If the property itself is not the destination, is it close enough to attractions to keep guest rooms full? Historic and current geodemographics as well as details of competitors in the region provide insights to select the best locations to break ground for the highest chance of success.

Who to Invite

Location analytics can help identify potential guests. Individuals and families who live nearby are one target, but so are those just a short flight away. So are those who have traveled to similar places in the past: those who love the beach return to other beaches, golfers are likely to seek other courses.

Income and travel habits play a role too: high end travelers may prefer well-appointed accommodations while working families with children may opt for more modest venues. Targeting invitations to geographies with high percentages of one group or the other increase bookings. One ski resort used location to focus ads and netted 4,752 visitors totaling $6.9 million in revenue. The locations targeted were not just the home or current location but also those of recent visits and searches.

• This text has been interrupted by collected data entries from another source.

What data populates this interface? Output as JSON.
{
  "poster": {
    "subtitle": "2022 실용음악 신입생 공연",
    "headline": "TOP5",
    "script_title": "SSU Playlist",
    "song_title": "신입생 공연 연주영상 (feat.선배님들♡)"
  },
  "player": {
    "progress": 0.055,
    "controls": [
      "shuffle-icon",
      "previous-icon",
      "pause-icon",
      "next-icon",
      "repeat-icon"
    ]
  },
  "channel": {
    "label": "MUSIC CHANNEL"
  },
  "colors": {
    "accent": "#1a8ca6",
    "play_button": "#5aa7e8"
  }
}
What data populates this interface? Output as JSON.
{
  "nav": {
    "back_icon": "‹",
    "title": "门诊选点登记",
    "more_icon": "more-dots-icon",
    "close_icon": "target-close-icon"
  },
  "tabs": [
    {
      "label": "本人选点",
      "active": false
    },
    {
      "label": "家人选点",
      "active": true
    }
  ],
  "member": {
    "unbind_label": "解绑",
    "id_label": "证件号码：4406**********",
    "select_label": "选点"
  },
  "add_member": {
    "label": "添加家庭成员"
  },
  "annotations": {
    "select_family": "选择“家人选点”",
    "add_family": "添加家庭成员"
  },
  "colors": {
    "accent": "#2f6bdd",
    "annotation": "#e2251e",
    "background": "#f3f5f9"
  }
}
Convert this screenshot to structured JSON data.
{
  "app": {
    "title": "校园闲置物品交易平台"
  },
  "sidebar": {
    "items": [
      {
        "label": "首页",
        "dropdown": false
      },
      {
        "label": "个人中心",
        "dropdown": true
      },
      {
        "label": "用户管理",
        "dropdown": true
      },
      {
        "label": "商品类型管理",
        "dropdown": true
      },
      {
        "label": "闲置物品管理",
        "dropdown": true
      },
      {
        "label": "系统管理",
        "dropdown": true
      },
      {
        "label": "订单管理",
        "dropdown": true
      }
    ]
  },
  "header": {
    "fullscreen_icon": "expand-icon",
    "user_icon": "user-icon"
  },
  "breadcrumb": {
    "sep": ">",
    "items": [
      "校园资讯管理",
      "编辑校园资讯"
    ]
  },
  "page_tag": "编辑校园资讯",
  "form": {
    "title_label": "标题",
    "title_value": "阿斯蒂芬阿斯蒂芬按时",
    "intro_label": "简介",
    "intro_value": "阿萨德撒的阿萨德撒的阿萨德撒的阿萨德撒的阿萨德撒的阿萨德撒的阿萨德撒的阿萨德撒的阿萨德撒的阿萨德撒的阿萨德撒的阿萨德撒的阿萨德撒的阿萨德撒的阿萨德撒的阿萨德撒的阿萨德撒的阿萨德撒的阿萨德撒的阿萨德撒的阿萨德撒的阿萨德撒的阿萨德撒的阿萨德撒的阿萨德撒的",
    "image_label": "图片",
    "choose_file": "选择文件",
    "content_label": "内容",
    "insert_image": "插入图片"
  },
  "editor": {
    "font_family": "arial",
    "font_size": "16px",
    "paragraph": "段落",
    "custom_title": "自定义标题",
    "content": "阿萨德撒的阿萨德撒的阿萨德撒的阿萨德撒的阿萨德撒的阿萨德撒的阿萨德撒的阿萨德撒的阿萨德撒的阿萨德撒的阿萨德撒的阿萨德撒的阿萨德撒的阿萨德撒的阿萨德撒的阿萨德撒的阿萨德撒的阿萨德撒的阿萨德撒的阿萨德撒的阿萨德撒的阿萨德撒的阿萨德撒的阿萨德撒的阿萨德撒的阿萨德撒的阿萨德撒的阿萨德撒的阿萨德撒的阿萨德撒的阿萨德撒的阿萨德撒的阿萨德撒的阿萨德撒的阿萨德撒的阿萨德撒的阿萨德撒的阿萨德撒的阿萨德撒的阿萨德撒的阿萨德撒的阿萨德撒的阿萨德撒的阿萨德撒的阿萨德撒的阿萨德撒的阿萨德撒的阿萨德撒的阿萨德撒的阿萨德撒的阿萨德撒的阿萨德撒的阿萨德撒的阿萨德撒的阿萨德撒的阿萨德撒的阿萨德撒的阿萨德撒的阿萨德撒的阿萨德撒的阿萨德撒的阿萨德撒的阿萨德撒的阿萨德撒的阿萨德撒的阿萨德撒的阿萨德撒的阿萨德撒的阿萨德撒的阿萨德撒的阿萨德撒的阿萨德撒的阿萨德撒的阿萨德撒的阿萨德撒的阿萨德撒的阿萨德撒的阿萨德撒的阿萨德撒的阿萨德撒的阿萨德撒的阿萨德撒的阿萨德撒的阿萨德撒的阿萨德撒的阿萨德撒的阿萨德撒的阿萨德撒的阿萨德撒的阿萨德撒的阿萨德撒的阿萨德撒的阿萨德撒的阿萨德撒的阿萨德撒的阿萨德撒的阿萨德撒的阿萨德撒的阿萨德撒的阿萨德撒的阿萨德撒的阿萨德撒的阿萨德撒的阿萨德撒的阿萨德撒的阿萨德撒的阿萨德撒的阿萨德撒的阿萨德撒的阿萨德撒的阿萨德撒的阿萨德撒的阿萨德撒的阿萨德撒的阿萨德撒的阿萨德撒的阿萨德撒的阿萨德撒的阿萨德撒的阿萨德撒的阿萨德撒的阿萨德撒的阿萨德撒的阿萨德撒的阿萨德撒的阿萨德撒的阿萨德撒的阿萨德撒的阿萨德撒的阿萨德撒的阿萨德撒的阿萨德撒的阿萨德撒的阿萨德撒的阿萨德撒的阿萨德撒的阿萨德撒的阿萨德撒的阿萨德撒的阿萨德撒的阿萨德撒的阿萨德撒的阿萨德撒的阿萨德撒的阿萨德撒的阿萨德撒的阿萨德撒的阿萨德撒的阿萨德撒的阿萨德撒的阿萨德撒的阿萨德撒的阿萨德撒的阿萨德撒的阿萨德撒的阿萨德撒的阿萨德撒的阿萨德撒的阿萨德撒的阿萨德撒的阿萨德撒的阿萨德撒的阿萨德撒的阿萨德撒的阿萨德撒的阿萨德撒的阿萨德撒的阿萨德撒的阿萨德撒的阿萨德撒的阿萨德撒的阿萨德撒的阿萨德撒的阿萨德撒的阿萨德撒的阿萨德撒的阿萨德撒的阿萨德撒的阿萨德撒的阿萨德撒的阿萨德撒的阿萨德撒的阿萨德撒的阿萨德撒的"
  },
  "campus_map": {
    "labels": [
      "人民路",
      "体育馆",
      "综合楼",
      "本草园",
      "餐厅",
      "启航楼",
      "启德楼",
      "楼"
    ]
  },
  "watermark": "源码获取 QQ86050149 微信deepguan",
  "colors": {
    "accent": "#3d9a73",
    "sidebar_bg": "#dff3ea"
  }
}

How to Keep Guests Happy Onsite

Once a guest checks in at a property the focus for the staff is to ensure a pleasant stay and keep revenues up.
Using a visitor’s current location on site to prompt notifications about specials at the spa or a dolphin show starting soon can help create a memorable, sharable vacation.

Combining information gathered from past visitors behavior with current locations can prompt more sales. If historic data suggests half the people who leave the pool on hot days head straight for the juice bar, a text invitation to a guest just leaving the wet area might be all that’s needed raise sales of icy drinks.

Visitor navigation data can also indicate where visitors go and when, helping identify when to staff up at the daycare center or how late to keep the gym open.

Conclusion

Taking full advantage of location analytics, geographic data along with customer behavior in the travel and tourism space requires using them through a venue’s lifecycle. They are valuable during the planning phase, market development and once visitors fill the venue.